Prompt for Human — the message shown to the person who needs to act. Supports {state.key} interpolation to include relevant context from previous steps.
Notify Messaging Channel — optionally send a notification to a Slack, Discord, Telegram, Teams, or WhatsApp channel when the run pauses. The person can then respond directly in the channel.
Timeout — if a messaging channel is selected, how many seconds to wait before timing out. Defaults to 3600 (1 hour).
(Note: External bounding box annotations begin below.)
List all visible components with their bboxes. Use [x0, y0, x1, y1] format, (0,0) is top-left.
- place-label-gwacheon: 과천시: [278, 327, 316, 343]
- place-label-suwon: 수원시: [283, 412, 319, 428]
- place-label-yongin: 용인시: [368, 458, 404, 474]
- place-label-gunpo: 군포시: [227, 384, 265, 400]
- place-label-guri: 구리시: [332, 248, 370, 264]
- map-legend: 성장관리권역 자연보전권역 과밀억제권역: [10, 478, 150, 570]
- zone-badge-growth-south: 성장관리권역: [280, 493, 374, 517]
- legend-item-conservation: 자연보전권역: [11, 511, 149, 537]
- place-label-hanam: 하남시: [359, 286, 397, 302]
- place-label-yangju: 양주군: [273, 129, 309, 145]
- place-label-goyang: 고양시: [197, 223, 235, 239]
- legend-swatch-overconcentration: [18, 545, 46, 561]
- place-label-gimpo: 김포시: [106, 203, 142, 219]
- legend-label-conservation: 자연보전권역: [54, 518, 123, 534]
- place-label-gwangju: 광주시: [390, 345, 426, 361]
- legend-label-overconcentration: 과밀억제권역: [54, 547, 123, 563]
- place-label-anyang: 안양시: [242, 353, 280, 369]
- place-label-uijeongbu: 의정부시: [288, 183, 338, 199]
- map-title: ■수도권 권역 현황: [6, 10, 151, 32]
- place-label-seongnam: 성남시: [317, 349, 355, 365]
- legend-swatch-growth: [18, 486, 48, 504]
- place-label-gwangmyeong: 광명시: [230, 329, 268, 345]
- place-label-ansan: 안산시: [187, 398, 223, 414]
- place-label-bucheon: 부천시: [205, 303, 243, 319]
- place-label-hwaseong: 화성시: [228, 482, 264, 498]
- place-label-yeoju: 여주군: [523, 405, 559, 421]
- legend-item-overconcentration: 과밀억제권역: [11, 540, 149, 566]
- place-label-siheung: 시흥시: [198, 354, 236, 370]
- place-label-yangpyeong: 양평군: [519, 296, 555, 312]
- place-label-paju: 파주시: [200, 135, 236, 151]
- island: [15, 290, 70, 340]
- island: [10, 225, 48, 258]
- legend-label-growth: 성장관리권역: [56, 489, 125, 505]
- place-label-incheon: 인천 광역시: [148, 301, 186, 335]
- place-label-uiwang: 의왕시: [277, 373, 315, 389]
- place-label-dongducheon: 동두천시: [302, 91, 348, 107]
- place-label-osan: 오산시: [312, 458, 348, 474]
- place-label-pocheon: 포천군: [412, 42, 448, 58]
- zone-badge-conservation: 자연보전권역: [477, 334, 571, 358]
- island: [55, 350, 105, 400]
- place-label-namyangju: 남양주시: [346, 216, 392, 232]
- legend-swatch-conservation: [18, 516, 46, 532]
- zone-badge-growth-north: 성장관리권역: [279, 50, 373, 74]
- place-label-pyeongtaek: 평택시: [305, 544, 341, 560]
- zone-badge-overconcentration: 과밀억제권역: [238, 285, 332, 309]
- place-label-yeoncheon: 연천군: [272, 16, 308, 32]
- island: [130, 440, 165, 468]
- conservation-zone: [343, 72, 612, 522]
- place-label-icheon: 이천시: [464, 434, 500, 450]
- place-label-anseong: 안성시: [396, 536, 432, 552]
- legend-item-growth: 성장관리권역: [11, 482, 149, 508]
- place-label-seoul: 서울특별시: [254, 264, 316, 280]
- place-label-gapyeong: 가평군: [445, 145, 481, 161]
Fields — define the form the human fills in. Each field has a name, a type (text or select), and a label. For select fields, list the options comma-separated.
{
"id": "step-approve",
"type": "human",
"name": "Manager Approval",
"human_prompt": "Review the draft report and approve or reject it.\n\n{state.draft_report}",
"human_fields": [
{ "name": "decision", "type": "select", "label": "Decision", "options": "approve,reject" },
{ "name": "comments", "type": "text", "label": "Comments" }
],
"human_channel_id": "slack-channel-id",
"human_timeout_seconds": 3600,
"input_keys": ["draft_report"],
"next_step_id": "step-publish"
}
See Human Gates for the full resume walkthrough.
Extract JSON
The Extract JSON step parses a JSON string produced by a previous step and stores the parsed result in the shared state.
{
"id": "step-extract",
"type": "extract_json",
"name": "Extract Fields",
"input_keys": ["raw_json_output"],
"output_key": "parsed_data",
"next_step_id": "step-next"
}
Print
The Print step renders a markdown template with state variable interpolation and writes the rendered string to the output key. Use it to compose final reports or summaries before saving to vault.
Content — the markdown template. Use {state.key} for interpolation.
{
"id": "step-report",
"type": "print",
"name": "Final Report",
"print_content": "# Report: {state.topic}\n\n{state.article}\n\n---\nGenerated at {state.timestamp}",
"input_keys": ["topic", "article", "timestamp"],
"output_key": "final_report",
"next_step_id": "step-end"
}
End
The End step terminates the orchestration. The current shared state is returned as the final run result.
{
"id": "step-end",
"type": "end",
"name": "Done"
}
Every orchestration must have at least one End step. All possible execution paths must eventually reach an End step.